В тревожной черноте питерских ночей, в океане, — огромный, изнутри светящийся океанский корабль. Галдят грузовики, лязгает артиллерия, дымятся походные кухни, затворы щелкают. В двери вливаются мохнатые толпы, на штыки часовых нанизаны пропуски, красные, серые, белые.
Внутри, в корабле — солдатские шинели, винтовки, обоймы, пулеметы. Проплывают в табачной мути обожженные порохом лица. Актовый зал — жаркий котел, центральная топка, со столов не слезают ораторы. Голосовые связки надорваны, опухли от бессонницы веки, растрескались губы. Шипят полы от тысячи шагов, тонут в листовках, в плевках, в окурках. Воздух сизый и плотный, ноябрьский ветер бессилен пробиться в открытые фортки, институтское электричество днем и ночью горит и не светит.
Люди валятся с ног, засыпают на окнах, в углах и вдоль стен, на полу в коридорах. Звериный храп под сводами дортуаров; рваные сапоги, в грязи и в глине, свисают с девичьих узких кроватей…
Топориков стоит на часах; не штык, а цветная гирлянда. Шипят полы под тысячью шагов.
— Пропуск, товарищ! Проходи, не отсвечивай!
Чешут паркет сапожищи, в окопной грязи, в дорожной глине — минской, самарской, челябинской; липнут к подошвам окурки и листовки.
Въехал в самую гущу Топориков. Сердце революции, океанский корабль в ноябрьском шторме. Шинели, обоймы, ручные гранаты, обожженные порохом бородатые лица, знамена, окопные вши.
«Руками за горло, коленом на грудь!»
— Пропуск!
Зима. Девятнадцатый год. Ропшинская улица, № 8.
В неотопленной комнате иней покрыл железные перила кровати. Тем не менее, именно эта комната во всей квартире считалась жилой.
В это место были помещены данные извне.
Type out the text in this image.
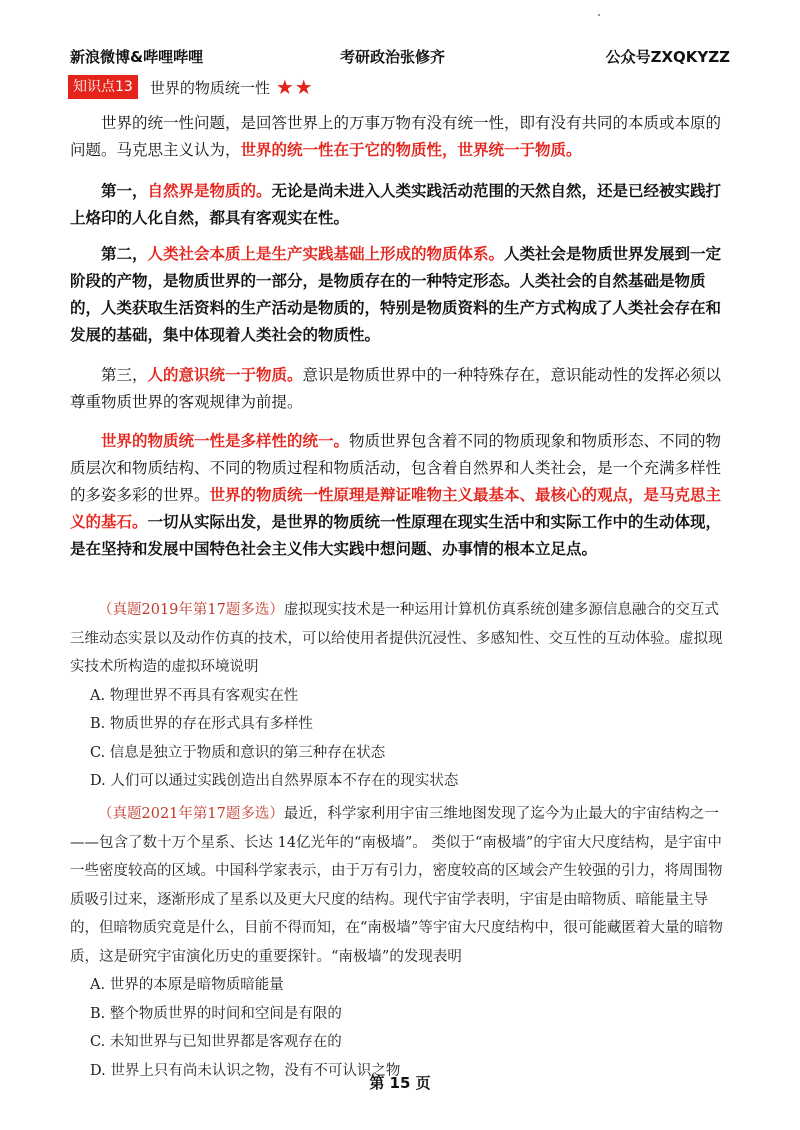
新浪微博&哔哩哔哩	考研政治张修齐	公众号ZXQKYZZ
知识点13	世界的物质统一性 ★★
世界的统一性问题，是回答世界上的万事万物有没有统一性，即有没有共同的本质或本原的问题。马克思主义认为，世界的统一性在于它的物质性，世界统一于物质。
第一，自然界是物质的。无论是尚未进入人类实践活动范围的天然自然，还是已经被实践打上烙印的人化自然，都具有客观实在性。
第二，人类社会本质上是生产实践基础上形成的物质体系。人类社会是物质世界发展到一定阶段的产物，是物质世界的一部分，是物质存在的一种特定形态。人类社会的自然基础是物质的，人类获取生活资料的生产活动是物质的，特别是物质资料的生产方式构成了人类社会存在和发展的基础，集中体现着人类社会的物质性。
第三，人的意识统一于物质。意识是物质世界中的一种特殊存在，意识能动性的发挥必须以尊重物质世界的客观规律为前提。
世界的物质统一性是多样性的统一。物质世界包含着不同的物质现象和物质形态、不同的物质层次和物质结构、不同的物质过程和物质活动，包含着自然界和人类社会，是一个充满多样性的多姿多彩的世界。世界的物质统一性原理是辩证唯物主义最基本、最核心的观点，是马克思主义的基石。一切从实际出发，是世界的物质统一性原理在现实生活中和实际工作中的生动体现，是在坚持和发展中国特色社会主义伟大实践中想问题、办事情的根本立足点。
（真题2019年第17题多选）虚拟现实技术是一种运用计算机仿真系统创建多源信息融合的交互式三维动态实景以及动作仿真的技术，可以给使用者提供沉浸性、多感知性、交互性的互动体验。虚拟现实技术所构造的虚拟环境说明
A. 物理世界不再具有客观实在性
B. 物质世界的存在形式具有多样性
C. 信息是独立于物质和意识的第三种存在状态
D. 人们可以通过实践创造出自然界原本不存在的现实状态
（真题2021年第17题多选）最近，科学家利用宇宙三维地图发现了迄今为止最大的宇宙结构之一——包含了数十万个星系、长达 14亿光年的“南极墙”。 类似于“南极墙”的宇宙大尺度结构，是宇宙中一些密度较高的区域。中国科学家表示，由于万有引力，密度较高的区域会产生较强的引力，将周围物质吸引过来，逐渐形成了星系以及更大尺度的结构。现代宇宙学表明，宇宙是由暗物质、暗能量主导的，但暗物质究竟是什么，目前不得而知，在“南极墙”等宇宙大尺度结构中，很可能藏匿着大量的暗物质，这是研究宇宙演化历史的重要探针。“南极墙”的发现表明
A. 世界的本原是暗物质暗能量
B. 整个物质世界的时间和空间是有限的
C. 未知世界与已知世界都是客观存在的
D. 世界上只有尚未认识之物，没有不可认识之物
第 15 页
Остальные пять были заперты наглухо, изъяты из обихода, из памяти.
Щели в дверях заложены мятой бумагой.
Там, за этими дверями, остался ненужный балласт, потерявший значение и всякую связь с действительностью: излишняя кубатура; рояль, в котором от холода лопнули струны; голубые Поповские чашки; дубовый письменный стол; полки с книгами; сундуки, чем попало набитые доверху.
Люди уподобились аэронавту, сбрасывающему на землю свои ботинки, чтобы легче было подыматься в разреженном, леденящем воздухе.
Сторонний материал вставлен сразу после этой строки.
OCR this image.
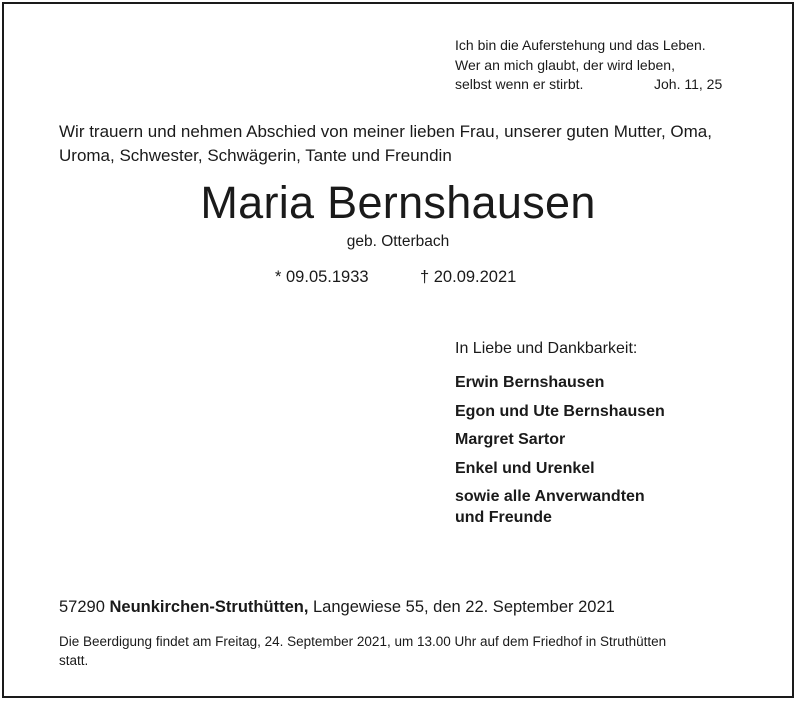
Ich bin die Auferstehung und das Leben.
Wer an mich glaubt, der wird leben,
selbst wenn er stirbt.	Joh. 11, 25
Wir trauern und nehmen Abschied von meiner lieben Frau, unserer guten Mutter, Oma,
Uroma, Schwester, Schwägerin, Tante und Freundin
Maria Bernshausen
geb. Otterbach
* 09.05.1933	† 20.09.2021
In Liebe und Dankbarkeit:
Erwin Bernshausen
Egon und Ute Bernshausen
Margret Sartor
Enkel und Urenkel
sowie alle Anverwandten
und Freunde
57290 Neunkirchen-Struthütten, Langewiese 55, den 22. September 2021
Die Beerdigung findet am Freitag, 24. September 2021, um 13.00 Uhr auf dem Friedhof in Struthütten
statt.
На столе, в неотопленной комнате, считавшейся жилой, в крохотной баночке с деревянным маслом, коптил червячок фитиля. Тени были громадные, диккенсовские. На стене висела в декадентской раме гравюра, изображающая коронацию Шарлеманя; к стеклу прилипла уснувшая муха. В редких случаях совершались полярные экспедиции по ту сторону заложенных бумагой дверей, короткие вылазки в страну паутин и мороза. Как пленки, брошенные в проявитель, оживали тогда странные, далекие сны — при взгляде на пожелтевший крахмальный воротник, на футляр от очков, чернильницу из малахита, — оживая, тревожили на мгновенье и снова уходили в небытие.
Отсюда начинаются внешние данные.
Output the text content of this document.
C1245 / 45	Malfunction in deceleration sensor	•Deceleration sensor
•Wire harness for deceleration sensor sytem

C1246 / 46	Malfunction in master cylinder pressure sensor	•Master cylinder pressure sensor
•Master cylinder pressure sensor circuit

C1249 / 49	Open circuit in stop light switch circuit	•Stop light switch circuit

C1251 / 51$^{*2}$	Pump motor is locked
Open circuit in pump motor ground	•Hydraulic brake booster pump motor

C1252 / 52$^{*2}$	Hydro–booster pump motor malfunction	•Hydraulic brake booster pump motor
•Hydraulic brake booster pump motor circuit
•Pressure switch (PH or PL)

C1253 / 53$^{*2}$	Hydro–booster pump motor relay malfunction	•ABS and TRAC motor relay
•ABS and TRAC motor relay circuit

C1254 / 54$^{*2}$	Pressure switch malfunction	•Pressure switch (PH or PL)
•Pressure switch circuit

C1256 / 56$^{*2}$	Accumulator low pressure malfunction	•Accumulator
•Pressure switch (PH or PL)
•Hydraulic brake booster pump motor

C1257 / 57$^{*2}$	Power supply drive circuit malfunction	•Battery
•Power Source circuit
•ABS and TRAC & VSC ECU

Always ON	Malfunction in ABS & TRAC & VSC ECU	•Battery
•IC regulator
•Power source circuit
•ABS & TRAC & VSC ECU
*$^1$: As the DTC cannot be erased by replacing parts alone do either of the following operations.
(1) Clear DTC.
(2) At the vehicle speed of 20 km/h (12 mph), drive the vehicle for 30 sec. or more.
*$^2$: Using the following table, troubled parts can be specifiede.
Спать ложились в шубах и валенках, накрываясь грудой одеял. На перилах, около самой подушки, от теплого дыхания понемногу оттаивал иней. По одеялам бегали, попискивая, мыши.
Спящим снился сыпняк.
Поезд Реввоенсовета, Летучий Голландец революции.
Два паровоза — два ревущих снаряда. В первом вагоне — аппараты Вуза и типография. Во втором — сам наркомвоен с ревштабом. В третьем технический персонал и чины личной охраны. Последний, четвертый вагон — открытая платформа, на платформе — торпеда защитного цвета, 30 лошадиных сил.
Стонут рельсы на много верст впереди, вздрагивают шпалы, гудят мосты: прет поезд революции.
В третьем вагоне лежат валетом на койке Проскуров Яша и Степка Топориков, чины охраны. Топориков — старший.
Голос у Проскурова теноровый, Проскуров поет:
«Пойду, выйду в чисто поле
Поглядеть, как лен цветет.
Из-за горочки Егорочка
С тальяночкой идет…»
Топориков слюнявит цигарку, и дрёма, легкие мечтательные полусны опутывают его голову. Кому не известен этот благостный и непрочный отрыв от жизни в вечерний час? Этот час бывает розовым в деревне, когда из синеющей рощи, с лугов и полей подымаются, усиливаясь к ночи, сонные ароматы земли. В городах, где копоть и дым закрывают небо, тот же час бывает серо-лиловым. Тогда загораются фонари вдоль тротуаров, исчезают архитектурные подробности домов, очертания улиц становятся кубическими, упрощенными, обобщенными. В этот сумеречный час неодолимую прелесть обретает власть недосмотренных, неувиденных, неосуществленных снов.